MANILA – In 1997, the United Nations Framework Convention on Climate Change (UNFCCC) adopted the Kyoto Protocol – an agreement among signatory states to reduce greenhouse-gas emissions. In 2012, however, the Clean Development Mechanism, a system of carbon credits in which each credit represents a country’s right to emit one ton of carbon dioxide (CO2), is set to expire. While policymakers struggle to extend it, carbon-finance specialists are seeking market-driven alternatives. Progress on the issue has stalled: at the last two UNFCCC conferences in Copenhagen and Cancún, members failed to arrive at an agreement on emission cuts.
Reduction, or mitigation, of CO2 emissions is not easy. It is also expensive. The typical measures – carbon capture and sequestration (CCS), energy conservation, and greater reliance on renewable energy sources like solar and wind – are all costly enterprises, often out of reach for poorer countries, where air pollution can be a serious problem.

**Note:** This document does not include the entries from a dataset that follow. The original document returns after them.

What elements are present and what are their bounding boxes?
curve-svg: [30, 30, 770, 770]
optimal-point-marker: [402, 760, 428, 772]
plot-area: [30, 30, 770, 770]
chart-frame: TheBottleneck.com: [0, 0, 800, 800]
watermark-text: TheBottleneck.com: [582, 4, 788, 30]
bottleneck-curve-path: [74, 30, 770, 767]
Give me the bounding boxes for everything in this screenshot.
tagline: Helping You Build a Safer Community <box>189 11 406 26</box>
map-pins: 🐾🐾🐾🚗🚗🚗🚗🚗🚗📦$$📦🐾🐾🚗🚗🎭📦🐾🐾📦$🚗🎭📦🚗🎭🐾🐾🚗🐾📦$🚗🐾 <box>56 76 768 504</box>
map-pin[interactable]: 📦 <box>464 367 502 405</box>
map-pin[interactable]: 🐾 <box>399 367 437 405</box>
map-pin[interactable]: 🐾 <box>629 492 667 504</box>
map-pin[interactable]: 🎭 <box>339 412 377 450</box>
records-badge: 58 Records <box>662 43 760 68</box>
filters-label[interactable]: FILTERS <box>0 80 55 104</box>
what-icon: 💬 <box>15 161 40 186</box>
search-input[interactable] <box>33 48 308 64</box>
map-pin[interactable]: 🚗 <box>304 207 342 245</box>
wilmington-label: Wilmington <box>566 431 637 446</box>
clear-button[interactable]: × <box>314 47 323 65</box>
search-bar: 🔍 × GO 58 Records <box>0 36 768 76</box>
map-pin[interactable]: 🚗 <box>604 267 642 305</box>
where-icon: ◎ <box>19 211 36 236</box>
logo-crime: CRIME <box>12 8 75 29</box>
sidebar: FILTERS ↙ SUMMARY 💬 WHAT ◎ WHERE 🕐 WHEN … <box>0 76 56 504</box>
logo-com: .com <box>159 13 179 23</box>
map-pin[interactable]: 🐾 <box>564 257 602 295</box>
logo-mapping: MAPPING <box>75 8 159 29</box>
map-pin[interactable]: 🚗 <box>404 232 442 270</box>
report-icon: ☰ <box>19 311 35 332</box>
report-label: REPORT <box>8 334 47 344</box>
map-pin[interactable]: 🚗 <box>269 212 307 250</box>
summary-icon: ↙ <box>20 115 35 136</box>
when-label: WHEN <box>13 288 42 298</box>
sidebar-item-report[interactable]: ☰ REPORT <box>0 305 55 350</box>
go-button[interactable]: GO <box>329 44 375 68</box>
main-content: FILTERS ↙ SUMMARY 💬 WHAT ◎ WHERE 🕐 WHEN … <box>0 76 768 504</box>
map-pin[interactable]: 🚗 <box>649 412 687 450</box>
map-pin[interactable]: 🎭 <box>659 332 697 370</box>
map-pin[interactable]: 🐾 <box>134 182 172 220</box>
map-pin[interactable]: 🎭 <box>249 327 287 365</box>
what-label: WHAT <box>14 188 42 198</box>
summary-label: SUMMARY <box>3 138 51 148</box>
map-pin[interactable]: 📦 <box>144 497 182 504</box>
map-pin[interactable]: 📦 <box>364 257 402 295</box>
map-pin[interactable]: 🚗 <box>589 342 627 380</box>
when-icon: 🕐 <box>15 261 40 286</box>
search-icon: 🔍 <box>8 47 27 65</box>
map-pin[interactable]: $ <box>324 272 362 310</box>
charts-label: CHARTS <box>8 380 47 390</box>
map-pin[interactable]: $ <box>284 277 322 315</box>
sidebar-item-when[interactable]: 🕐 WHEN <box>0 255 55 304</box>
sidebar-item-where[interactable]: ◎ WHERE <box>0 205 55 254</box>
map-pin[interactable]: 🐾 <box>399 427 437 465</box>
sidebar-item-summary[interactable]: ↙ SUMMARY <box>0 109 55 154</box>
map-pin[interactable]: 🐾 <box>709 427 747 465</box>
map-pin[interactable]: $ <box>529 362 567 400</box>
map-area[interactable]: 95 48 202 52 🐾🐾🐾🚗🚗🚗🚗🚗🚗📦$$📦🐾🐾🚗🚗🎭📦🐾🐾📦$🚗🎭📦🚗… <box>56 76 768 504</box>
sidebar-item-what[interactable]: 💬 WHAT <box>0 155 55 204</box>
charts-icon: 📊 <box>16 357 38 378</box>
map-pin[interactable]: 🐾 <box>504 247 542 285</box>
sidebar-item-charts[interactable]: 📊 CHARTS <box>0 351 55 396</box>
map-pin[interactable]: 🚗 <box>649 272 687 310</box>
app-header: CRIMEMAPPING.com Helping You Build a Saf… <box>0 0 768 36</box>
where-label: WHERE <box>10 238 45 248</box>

But recent climate science may offer hope. Research indicates that black carbon (the soot from inefficient combustion in stoves, fires, engines, etc.) belongs to a class of substances that have an extremely high global warming potential. In particular, black carbon absorbs sunlight and radiates heat, thereby melting ice and snow.
Black carbon in the atmosphere also causes respiratory ailments, as Asian cities such as Shanghai, Bangkok, and Manila have shown. Fine soot particles can penetrate the upper defenses of the respiratory tract and settle deep in the lungs. Children, the elderly, and people with heart and lung diseases are at highest risk.